OpenAI-only clients ignore the unknown fields and still get a working picker. aistack-aware clients use them to filter and group precisely.

When at least one ASR backend is installed, the response includes a synthetic entry with id="auto" and is_routing_alias=true. Sending model=auto to POST /v1/audio/transcriptions lets the gateway pick:

  • CJK / tonal language hint → SenseVoice (when installed)
  • European language hint covered by Parakeet → Parakeet
  • Anything else, or no language hint → faster-whisper-small

The alias falls back gracefully when a preferred backend is not installed, so consumers can ship model=auto without per-deployment backend probing.

The alias does not carry a languages field — it resolves to whichever installed real backend best fits the request’s language hint, so its language coverage is the union of installed backends. Its supports_streaming is the AND of the candidate pool: True only when every installed real backend supports streaming.
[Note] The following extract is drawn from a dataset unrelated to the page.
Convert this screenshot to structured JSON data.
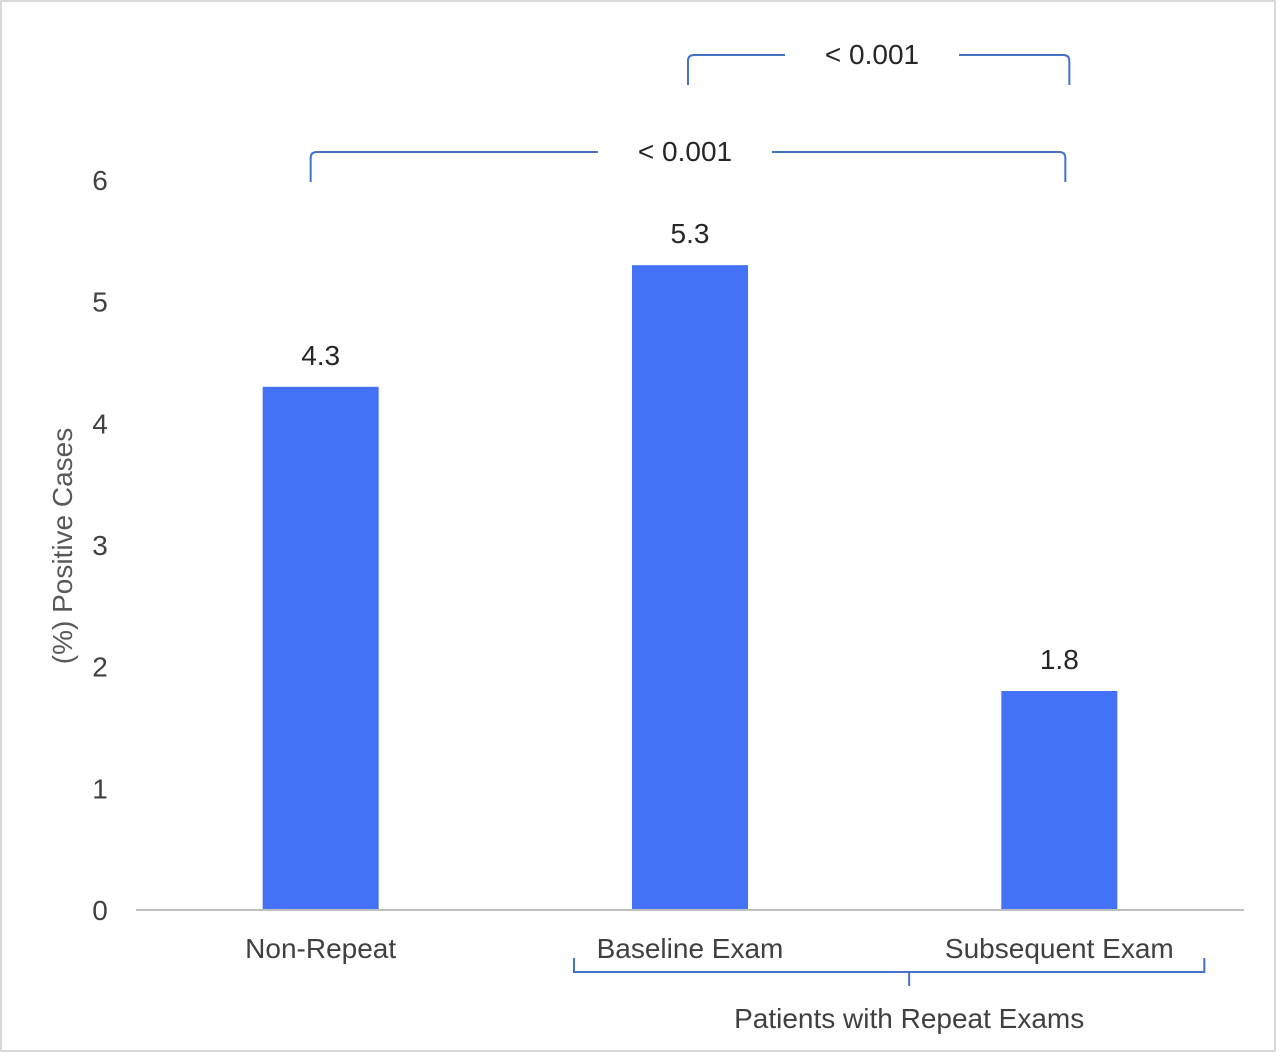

The list is dynamic. A model only appears if its backend can actually serve a request right now:

BackendVisible only when …
ASR (faster-whisper, Parakeet, SenseVoice)the corresponding Python library imports in the venv
TTS (Qwen3-TTS)the Docker container responds to its own /health
LLM (Ollama)aistack can reach localhost:11434 (daemon up)

If you start aistack but do not start the TTS Docker container, the TTS entry is omitted from /v1/models and POST /v1/audio/speech returns 503 network. Consumers should treat the model list as a capability inventory, not a static catalog — refresh it when the deployment topology changes (a backend was installed, the TTS container started, Ollama was restarted).

  • At client startup — cache the list, populate UI pickers.
  • When the user opens a “pick model” dialog — refresh, in case the user just installed a new backend or started Ollama.
  • Not on every inference call — there is no reason to re-fetch before each transcription. The endpoint is cheap (import probes plus an HTTP HEAD check) but is not free.

id, object, and owned_by are part of the OpenAI-spec contract and stable within /v1. capabilities, languages, supports_streaming, and is_routing_alias are aistack extensions; new values may be added (additive), but existing values never change meaning. Whether a specific model id is present depends on installed backends and is not a contract guarantee.